27. We have considered all the cases cited by the learned counsel for parties. However, we do not find anything on which basis the view we have expressed above may be doubted or shaken. Our conclusions and answer to the questions referred to us are as under:-

(A) Sub-Clause (a) of Sub-rule (2) of Rule 49-A of the Civil Services (Classification, Control and Appeal) Rules, 1930, as applicable in Uttar Pradesh, is not violative of Articles 14 and 21 of the Constitution of India as held in case of Jagjit Singh v. State of U.P., reported in (1996) 1 UPLBEC 405 and the judgment is here by over-ruled.

(B) The legal fiction envisaged under Sub-rule (2) (a) and (b) of Rule 49-A shall come into play and a deemed suspension by an order of the appointing authority shall came into existence if the Government servant is detained in custody for more than forty-eight hours even in absence of any order in writing passed by the appointing authority.

(C) The deemed suspension provided under Sub-rule (2) of Rule 49-A shall be confined to the period of detention in custody and not beyond that.

(D) The deemed suspension by an order of the appointing authority under the legal fiction provided in Sub-rule (2) may be continued after release by the appointing authority by passing an express order taking into account the guidelines provided in other sub-rule of Rule 49-A according to the facts and circumstances of the case.

(E) The deemed suspension under Sub-rule (2) of Rule 49-A may be modified or revoked by the appointing authority on a representation made by the Government servant which shall be considered and decided taking into consideration the guidelines provided in Sub-rules (1) and (1-A) of Rule 49-A."

6. In view of the judgment of Full Bench, it is clear that the deemed suspension of the petitioner can be continued, even after his release, by the appointing authority by passing an express order. It may or may not be revoked by the competent authority. In this case, a decision has been taken by the appointing authority vide order dated 5.1.2012.

7. Rule 4(4) of the Rules of 1999 provides that a government servant shall be deemed to have been placed or, as the case may be continued to be placed under suspension by an order of the authority competent to suspend under these rules, with effect from the date of his conviction if in the event of a conviction for an offence he is sentenced to a term of imprisonment exceeding 48 hours and is not forthwith dismissed, removed consequent to such conviction.

9. As per admitted case of the authorities, since the criminal trial relating to the aforesaid first information report No.660 of 2009(supra) is pending, therefore, the impugned order of suspension and the impugned order dated 5.1.2012 whereby his representation has been rejected cannot be faulted. Since the criminal trial is pending, the deemed suspension under legal fiction may be continued even after release of the petitioner. Final decision relating to suspension of the petitioner can only be taken after conclusion of trial as provided under sub rule (2) of rule 4 of Rules of 1999 and not prior to that. There is no illegality in the order impugned.

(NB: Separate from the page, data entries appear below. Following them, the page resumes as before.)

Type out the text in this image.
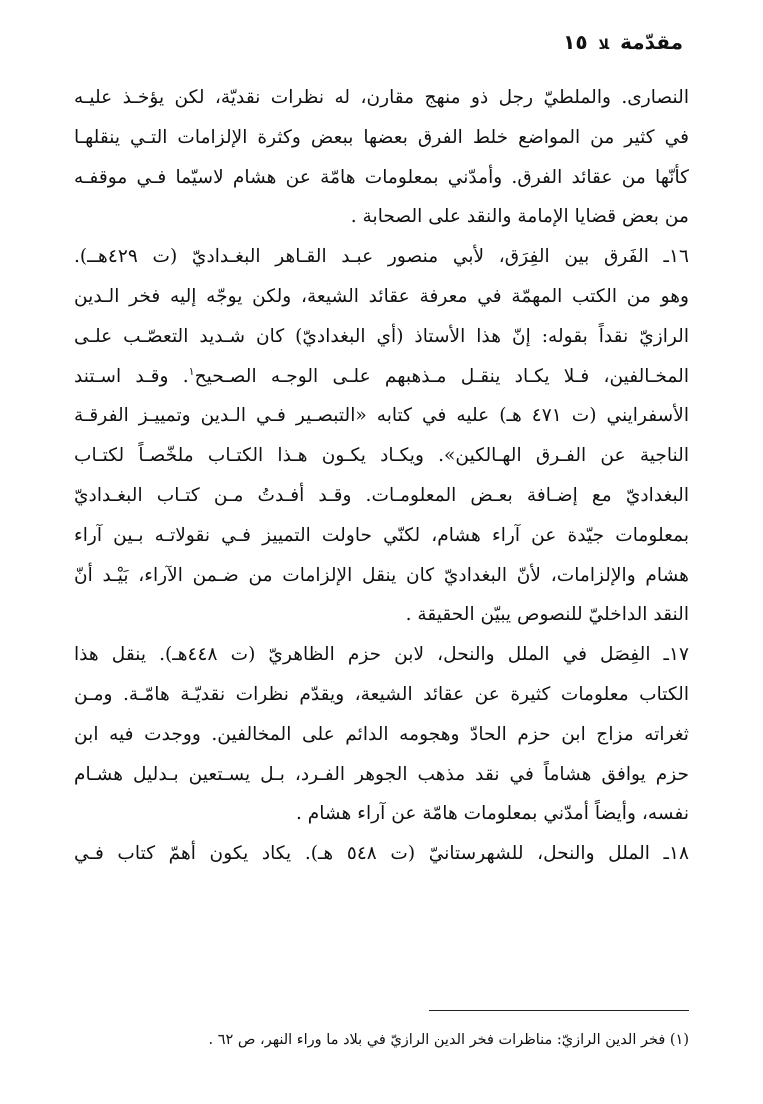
مقدّمة ﻼ ١٥
النصارى. والملطيّ رجل ذو منهج مقارن، له نظرات نقديّة، لكن يؤخـذ عليـه
في كثير من المواضع خلط الفرق بعضها ببعض وكثرة الإلزامات التـي ينقلهـا
كأنّها من عقائد الفرق. وأمدّني بمعلومات هامّة عن هشام لاسيّما فـي موقفـه
من بعض قضايا الإمامة والنقد على الصحابة .
١٦ـ الفَرق بين الفِرَق، لأبي منصور عبـد القـاهر البغـداديّ (ت ٤٢٩هــ).
وهو من الكتب المهمّة في معرفة عقائد الشيعة، ولكن يوجّه إليه فخر الـدين
الرازيّ نقداً بقوله: إنّ هذا الأستاذ (أي البغداديّ) كان شـديد التعصّـب علـى
المخـالفين، فـلا يكـاد ينقـل مـذهبهم علـى الوجـه الصـحيح$^١$. وقـد اسـتند
الأسفرايني (ت ٤٧١ هـ) عليه في كتابه «التبصـير فـي الـدين وتمييـز الفرقـة
الناجية عن الفـرق الهـالكين». ويكـاد يكـون هـذا الكتـاب ملخّصـاً لكتـاب
البغداديّ مع إضـافة بعـض المعلومـات. وقـد أفـدتُ مـن كتـاب البغـداديّ
بمعلومات جيّدة عن آراء هشام، لكنّي حاولت التمييز فـي نقولاتـه بـين آراء
هشام والإلزامات، لأنّ البغداديّ كان ينقل الإلزامات من ضـمن الآراء، بَيْـد أنّ
النقد الداخليّ للنصوص يبيّن الحقيقة .
١٧ـ الفِصَل في الملل والنحل، لابن حزم الظاهريّ (ت ٤٤٨هـ). ينقل هذا
الكتاب معلومات كثيرة عن عقائد الشيعة، ويقدّم نظرات نقديّـة هامّـة. ومـن
ثغراته مزاج ابن حزم الحادّ وهجومه الدائم على المخالفين. ووجدت فيه ابن
حزم يوافق هشاماً في نقد مذهب الجوهر الفـرد، بـل يسـتعين بـدليل هشـام
نفسه، وأيضاً أمدّني بمعلومات هامّة عن آراء هشام .
١٨ـ الملل والنحل، للشهرستانيّ (ت ٥٤٨ هـ). يكاد يكون أهمّ كتاب فـي
(١) فخر الدين الرازيّ: مناظرات فخر الدين الرازيّ في بلاد ما وراء النهر، ص ٦٢ .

10. The court has noted that by virtue of the interim order dated 23.1.2012, operation of impugned orders contained in Annexures 1 and 4 was stayed. Therefore, the petition is disposed of with a direction to the respondents to allow the petitioner to work and he shall be paid basic salary with other allowances as is being paid to him, at present. However, it shall be subject to final outcome of trial.